Ambushing their victim, they draw their weapon and pull the trigger.

Screaming, they reel back in shock as they look down and see they’ve been hit.

Drenched with water, it’s game over.

Welcome to water wars, where juniors and seniors, in teams of four, try to take each other out with squirt guns or water bottles.

Bringing it from California, senior Macey Edmunds organized the school’s first epic water battle.

“My cousin plays it in California and it’s really big there,” Macey said. “I’ve always wanted to play it so I just thought I would try to make it a thing. I talked to my mom about it and she was like yeah you should totally try and do it so I made the rules and then I pitched the idea to everyone and everyone was so down and so I was like okay we’re so doing this.”

84 students each paid $15 to play, with a total of $1260 on the line, and the winning team sharing the spoils of victory.

To get there, players are given a list, and accumulate points by taking out their targets.

Mediating it all is Macey’s mom, Sharalyn Edmunds.

“I do a lot of matching up and then there’s a lot of controversial kills that require me to just make a decision on,” Sharalyn said. “I think it’s been really fun and the kids for the most part have been really great and respectful and have followed the rules that we set up and it’s just been really fun.”

I have no idea who has me so I’m just constantly freaked out.”

— Austin Widner

With the possibility of being ‘killed’ at any place outside of school and work, players are constantly on edge.

“It’s really stressful,” senior Austin Widner said. “I’ll be leaving a couple places and I’m just super freaked out about sounds around my car. Especially because I don’t know who I have eventually someone will try to get you.

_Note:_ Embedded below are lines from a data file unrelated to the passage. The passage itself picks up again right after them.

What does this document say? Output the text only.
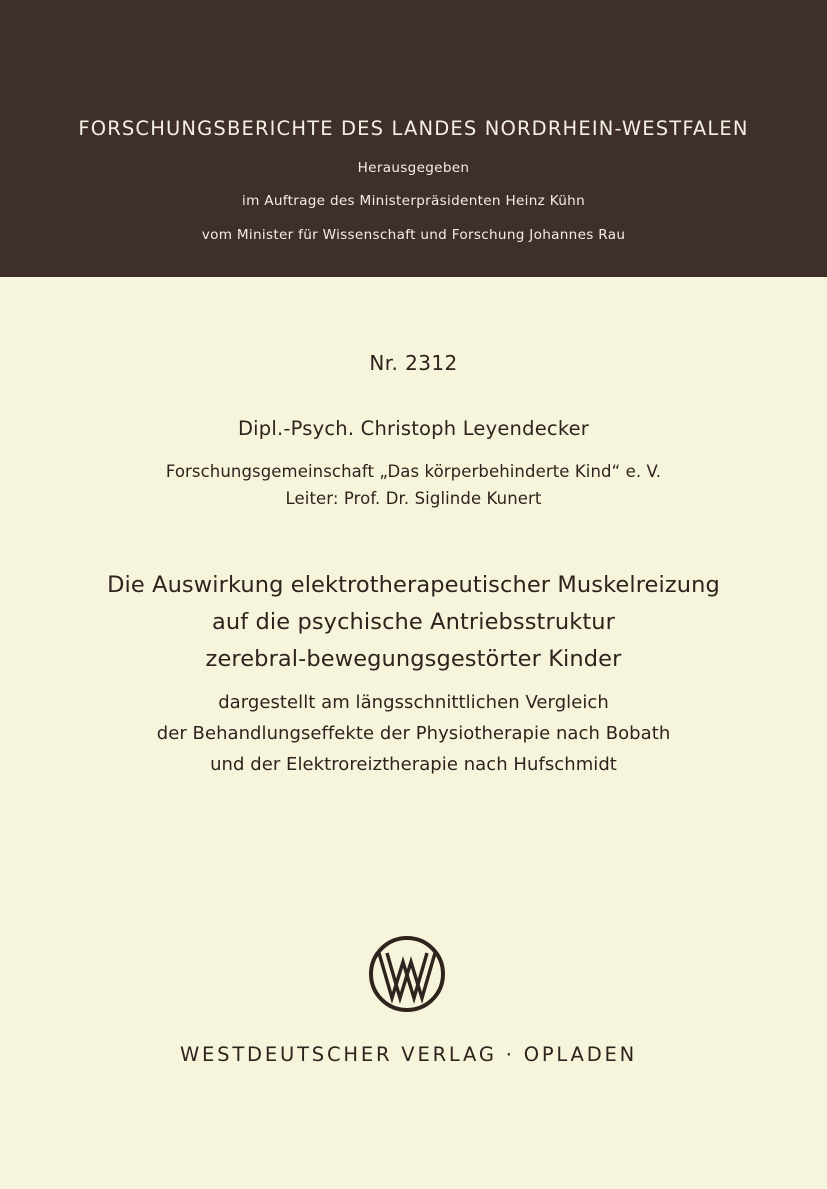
FORSCHUNGSBERICHTE DES LANDES NORDRHEIN-WESTFALEN
Herausgegeben
im Auftrage des Ministerpräsidenten Heinz Kühn
vom Minister für Wissenschaft und Forschung Johannes Rau
Nr. 2312
Dipl.-Psych. Christoph Leyendecker
Forschungsgemeinschaft „Das körperbehinderte Kind“ e. V.
Leiter: Prof. Dr. Siglinde Kunert
Die Auswirkung elektrotherapeutischer Muskelreizung
auf die psychische Antriebsstruktur
zerebral-bewegungsgestörter Kinder
dargestellt am längsschnittlichen Vergleich
der Behandlungseffekte der Physiotherapie nach Bobath
und der Elektroreiztherapie nach Hufschmidt
WESTDEUTSCHER VERLAG · OPLADEN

I have no idea who has me so I’m just constantly freaked out.”

Going to the extent of memorizing cars, senior Truman Davis’, along with Widner have let the paranoia sink in.

“Well the mindset while playing is, you always gotta keep your guard up, always gotta stay strapped, just always watch your surroundings,” Davis said. “The mindset we’re playing is to get your targets or to stay safe. You’re constantly having to watch cars driving make sure no one’s following you. It’s kind of difficult just because you literally have to memorize every single car that any player in the game has that could follow you and I guess the hardest part of the mindset is just keeping your guard up at all times.”

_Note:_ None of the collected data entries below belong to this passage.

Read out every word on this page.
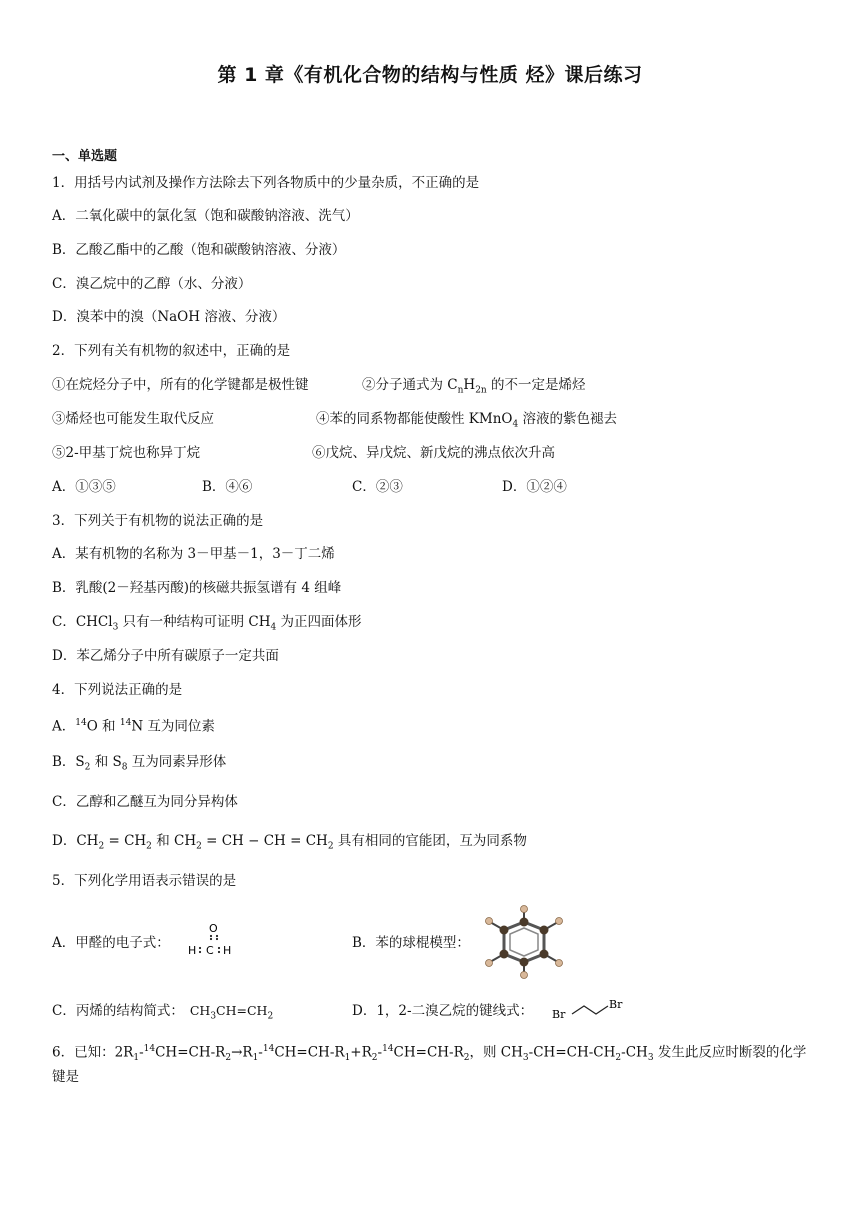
第 1 章《有机化合物的结构与性质 烃》课后练习
一、单选题
1．用括号内试剂及操作方法除去下列各物质中的少量杂质，不正确的是
A．二氧化碳中的氯化氢（饱和碳酸钠溶液、洗气）
B．乙酸乙酯中的乙酸（饱和碳酸钠溶液、分液）
C．溴乙烷中的乙醇（水、分液）
D．溴苯中的溴（NaOH 溶液、分液）
2．下列有关有机物的叙述中，正确的是
①在烷烃分子中，所有的化学键都是极性键	②分子通式为 $C_nH_{2n}$ 的不一定是烯烃
③烯烃也可能发生取代反应	④苯的同系物都能使酸性 KMnO$_4$ 溶液的紫色褪去
⑤2-甲基丁烷也称异丁烷	⑥戊烷、异戊烷、新戊烷的沸点依次升高
A．①③⑤	B．④⑥	C．②③	D．①②④
3．下列关于有机物的说法正确的是
A．某有机物的名称为 3－甲基－1，3－丁二烯
B．乳酸(2－羟基丙酸)的核磁共振氢谱有 4 组峰
C．CHCl$_3$ 只有一种结构可证明 $CH_4$ 为正四面体形
D．苯乙烯分子中所有碳原子一定共面
4．下列说法正确的是
A．$^{14}$O 和 $^{14}$N 互为同位素
B．$S_2$ 和 $S_8$ 互为同素异形体
C．乙醇和乙醚互为同分异构体
D．$CH_2 = CH_2$ 和 $CH_2$ = CH − CH = $CH_2$ 具有相同的官能团，互为同系物
5．下列化学用语表示错误的是
A．甲醛的电子式：
O
H C H	B．苯的球棍模型：
C．丙烯的结构简式： $CH_3CH=CH_2$	D．1，2-二溴乙烷的键线式： Br
Br
6．已知：$2R_1-^{14}CH=CH-R_2\to R_1-^{14}CH=CH-R_1+R_2-^{14}CH=CH-R_2$，则 $CH_3-CH=CH-CH_2-CH_3$ 发生此反应时断裂的化学
键是
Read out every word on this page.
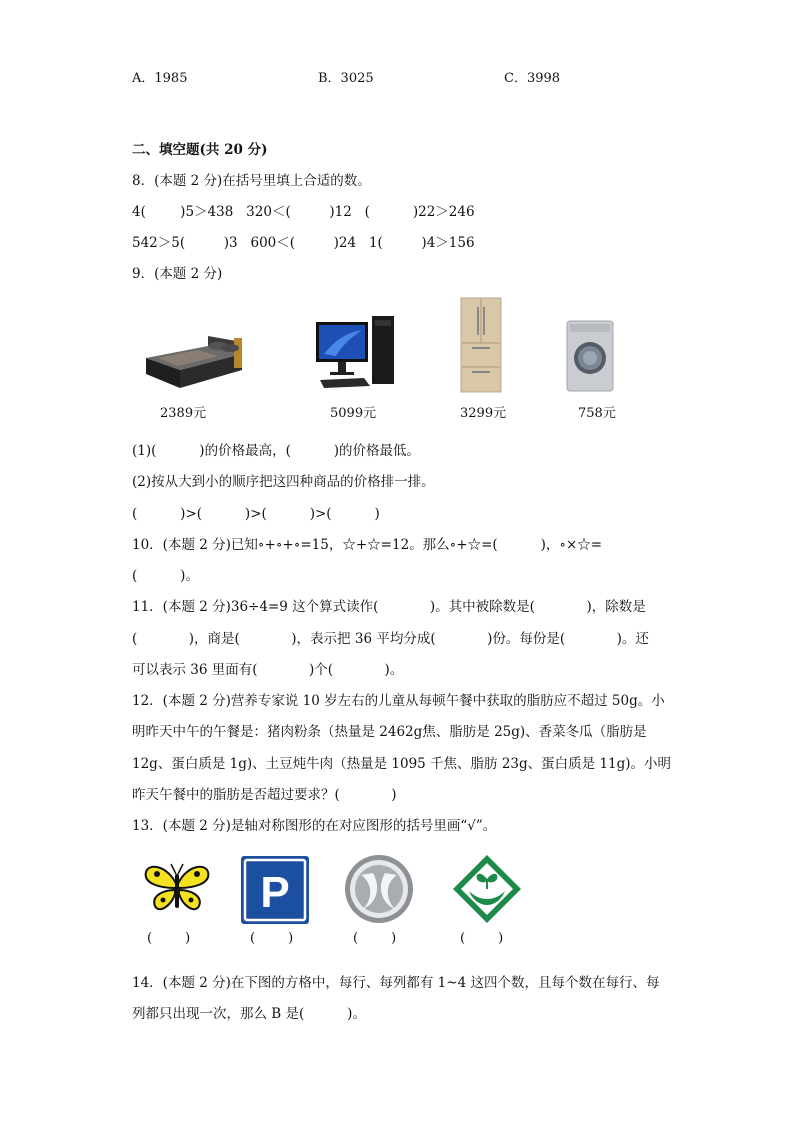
A．1985	B．3025	C．3998
二、填空题(共 20 分)
8．(本题 2 分)在括号里填上合适的数。
4(        )5＞438   320＜(         )12   (          )22＞246
542＞5(         )3   600＜(         )24   1(         )4＞156
9．(本题 2 分)
2389元	5099元	3299元	758元
(1)(          )的价格最高，(          )的价格最低。
(2)按从大到小的顺序把这四种商品的价格排一排。
(          )>(          )>(          )>(          )
10．(本题 2 分)已知∘+∘+∘=15，☆+☆=12。那么∘+☆=(          )，∘×☆=
(          )。
11．(本题 2 分)36÷4=9 这个算式读作(            )。其中被除数是(            )，除数是
(            )，商是(            )，表示把 36 平均分成(            )份。每份是(            )。还
可以表示 36 里面有(            )个(            )。
12．(本题 2 分)营养专家说 10 岁左右的儿童从每顿午餐中获取的脂肪应不超过 50g。小
明昨天中午的午餐是：猪肉粉条（热量是 2462g焦、脂肪是 25g)、香菜冬瓜（脂肪是
12g、蛋白质是 1g)、土豆炖牛肉（热量是 1095 千焦、脂肪 23g、蛋白质是 11g)。小明
昨天午餐中的脂肪是否超过要求？(            )
13．(本题 2 分)是轴对称图形的在对应图形的括号里画“√”。
P
(        )	(        )	(        )	(        )
14．(本题 2 分)在下图的方格中，每行、每列都有 1~4 这四个数，且每个数在每行、每
列都只出现一次，那么 B 是(          )。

You always gotta keep your guard up, always gotta stay strapped, just always watch your surroundings.”

— Truman Davis

Although a big pay day awaits the winners, it’s about more than the money for Macey.

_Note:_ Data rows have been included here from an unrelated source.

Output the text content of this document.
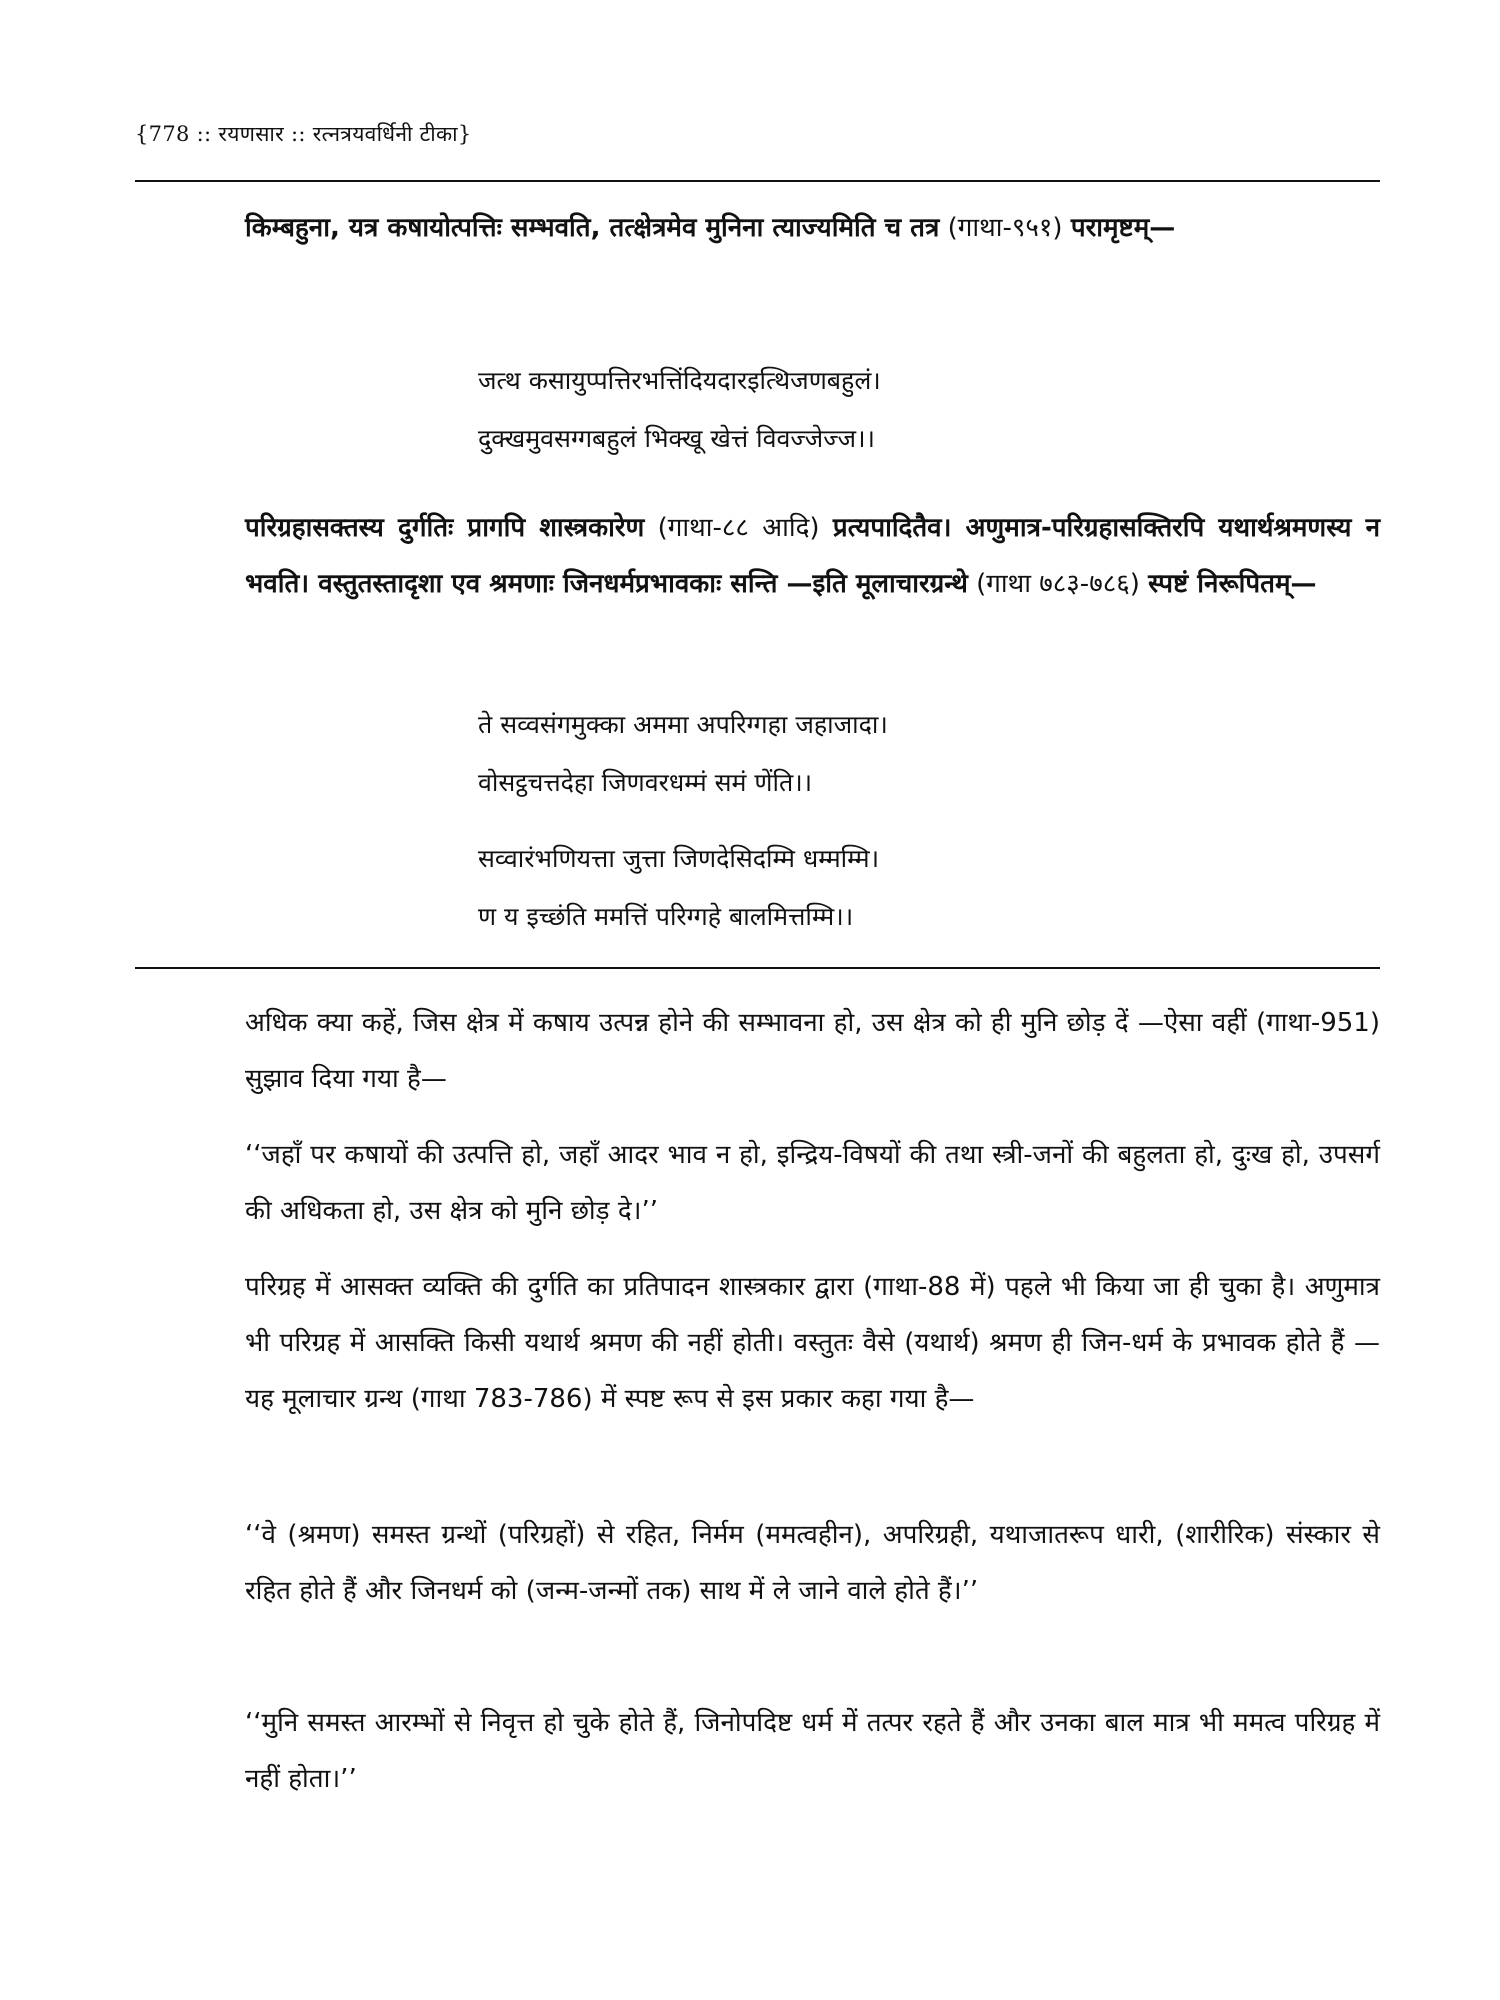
{778 :: रयणसार :: रत्नत्रयवर्धिनी टीका}
किम्बहुना, यत्र कषायोत्पत्तिः सम्भवति, तत्क्षेत्रमेव मुनिना त्याज्यमिति च तत्र (गाथा-९५१) परामृष्टम्—
जत्थ कसायुप्पत्तिरभत्तिंदियदारइत्थिजणबहुलं।
दुक्खमुवसग्गबहुलं भिक्खू खेत्तं विवज्जेज्ज।।
परिग्रहासक्तस्य दुर्गतिः प्रागपि शास्त्रकारेण (गाथा-८८ आदि) प्रत्यपादितैव। अणुमात्र-परिग्रहासक्तिरपि यथार्थश्रमणस्य न भवति। वस्तुतस्तादृशा एव श्रमणाः जिनधर्मप्रभावकाः सन्ति —इति मूलाचारग्रन्थे (गाथा ७८३-७८६) स्पष्टं निरूपितम्—
ते सव्वसंगमुक्का अममा अपरिग्गहा जहाजादा।
वोसट्ठचत्तदेहा जिणवरधम्मं समं णेंति।।
सव्वारंभणियत्ता जुत्ता जिणदेसिदम्मि धम्मम्मि।
ण य इच्छंति ममत्तिं परिग्गहे बालमित्तम्मि।।
अधिक क्या कहें, जिस क्षेत्र में कषाय उत्पन्न होने की सम्भावना हो, उस क्षेत्र को ही मुनि छोड़ दें —ऐसा वहीं (गाथा-951) सुझाव दिया गया है—
‘‘जहाँ पर कषायों की उत्पत्ति हो, जहाँ आदर भाव न हो, इन्द्रिय-विषयों की तथा स्त्री-जनों की बहुलता हो, दुःख हो, उपसर्ग की अधिकता हो, उस क्षेत्र को मुनि छोड़ दे।’’
परिग्रह में आसक्त व्यक्ति की दुर्गति का प्रतिपादन शास्त्रकार द्वारा (गाथा-88 में) पहले भी किया जा ही चुका है। अणुमात्र भी परिग्रह में आसक्ति किसी यथार्थ श्रमण की नहीं होती। वस्तुतः वैसे (यथार्थ) श्रमण ही जिन-धर्म के प्रभावक होते हैं —यह मूलाचार ग्रन्थ (गाथा 783-786) में स्पष्ट रूप से इस प्रकार कहा गया है—
‘‘वे (श्रमण) समस्त ग्रन्थों (परिग्रहों) से रहित, निर्मम (ममत्वहीन), अपरिग्रही, यथाजातरूप धारी, (शारीरिक) संस्कार से रहित होते हैं और जिनधर्म को (जन्म-जन्मों तक) साथ में ले जाने वाले होते हैं।’’
‘‘मुनि समस्त आरम्भों से निवृत्त हो चुके होते हैं, जिनोपदिष्ट धर्म में तत्पर रहते हैं और उनका बाल मात्र भी ममत्व परिग्रह में नहीं होता।’’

“I think the main intention of it is that I really just wanted to have a good time during my senior year and just try and bond with our class and even some of the juniors,” Macey said. “I thought we’ve done powder puffs in the past and I know that’s not what the school is doing anymore and it’s never as fun as it usually ends up so I wanted to do something everyone would enjoy and something everyone would remember as something new and something that nobody has done before.”